Selon USNI-News, un média de l’US Navy Institute, les exercices sont actuellement étroitement surveillés par un navire de guerre chinois.
Pas de « politique anti-chinoise »
Le bureau de Macron insiste sur le fait que le voyage ne vise pas à faire pression sur une « politique anti-chinoise », mais à encourager les puissances régionales à diversifier leurs partenariats au-delà de Pékin et de Washington.
Il a estimé que le voyage était nécessaire en raison de « nouvelles menaces plus intenses » pour la sécurité, les institutions et l’environnement dans la région, selon un responsable du bureau de Macron qui s’est exprimé sous couvert d’anonymat.
Son conseiller diplomatique en chef, Emmanuel Bonne, s’exprimant la semaine dernière au Forum sur la sécurité d’Aspen, a déclaré que « la Chine est un défi mondial. C’est un défi pour les États-Unis ainsi que pour l’UE », ajoutant qu' »il y a une sorte de prise de conscience stratégique en Europe aujourd’hui » de la nécessité d’une politique plus dure envers la Chine.
Mais il a insisté sur le fait que l’Europe ne devrait pas «déléguer» ses besoins de sécurité mondiale aux États-Unis et devrait élaborer ses propres politiques stratégiques.
« Si nous voulons rester pertinents dans le monde d’aujourd’hui et dans le monde de demain en tant que France, en tant qu’Européens, nous devons être beaucoup plus robustes », a-t-il déclaré.
Le bureau de Macron a déclaré qu’il prévoyait de visiter un navire de patrouille français dans la région et de proposer des projets d’infrastructure et un partenariat pour sauver les forêts et les mangroves tout en garantissant des emplois en Papouasie-Nouvelle-Guinée, où le français TotalEnergies dirige un projet de gaz naturel liquéfié.

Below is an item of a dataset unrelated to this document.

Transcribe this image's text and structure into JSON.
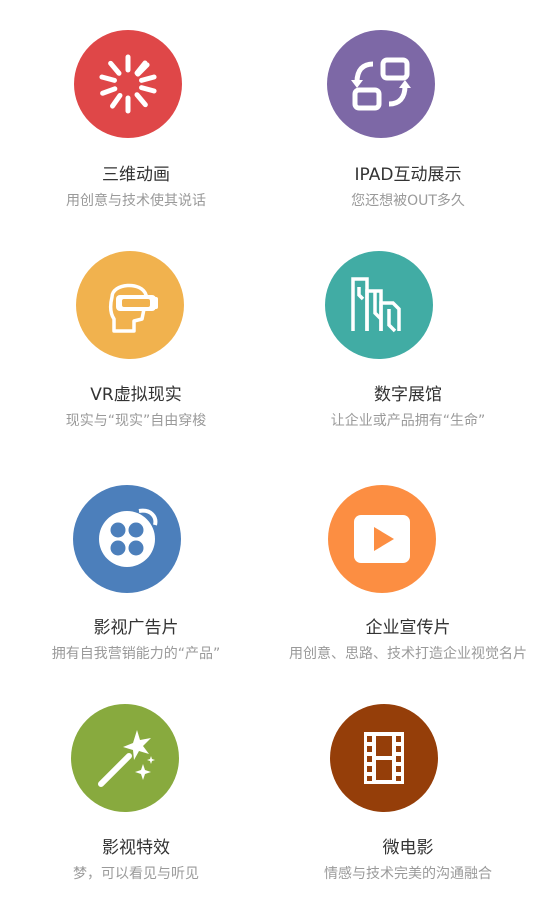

La tournée française coïncide avec des voyages de certains hauts responsables américains dans la région, notamment la visite du secrétaire d’État Antony Blinken aux Tonga, en Nouvelle-Zélande et en Australie cette semaine après une visite en Papouasie-Nouvelle-Guinée en mai.
Reconstruire la confiance
Macron a commencé sa visite lundi dans l’archipel français de Nouvelle-Calédonie, essayant de rétablir la confiance après que les électeurs ont rejeté une série de référendums sur l’indépendance qui ont révélé les frustrations enracinées des Kanaks indigènes et les inégalités avec le continent, et les divisions sur la gestion des riches réserves de nickel de la région.
Des négociations sont en cours pour un nouveau statut du territoire et de ses institutions.
« Je suis aux côtés de nos compatriotes pour définir les bases de cette nouvelle voie », a déclaré Macron dans une interview télévisée après son arrivée.
L’érosion côtière et les autres impacts du changement climatique sont en tête de l’ordre du jour à chaque étape du voyage de Macron, dans une région remplie d’îles qui connaissent des tsunamis périodiques et risquent de disparaître à cause de la montée des mers, selon ses conseillers.
La France a été une présence ininterrompue dans la région depuis le XIXe siècle, grâce à son histoire coloniale et à son contrôle continu sur des territoires qui abritent 1,5 million de citoyens et quelque 7 000 soldats à travers l’Indo-Pacifique.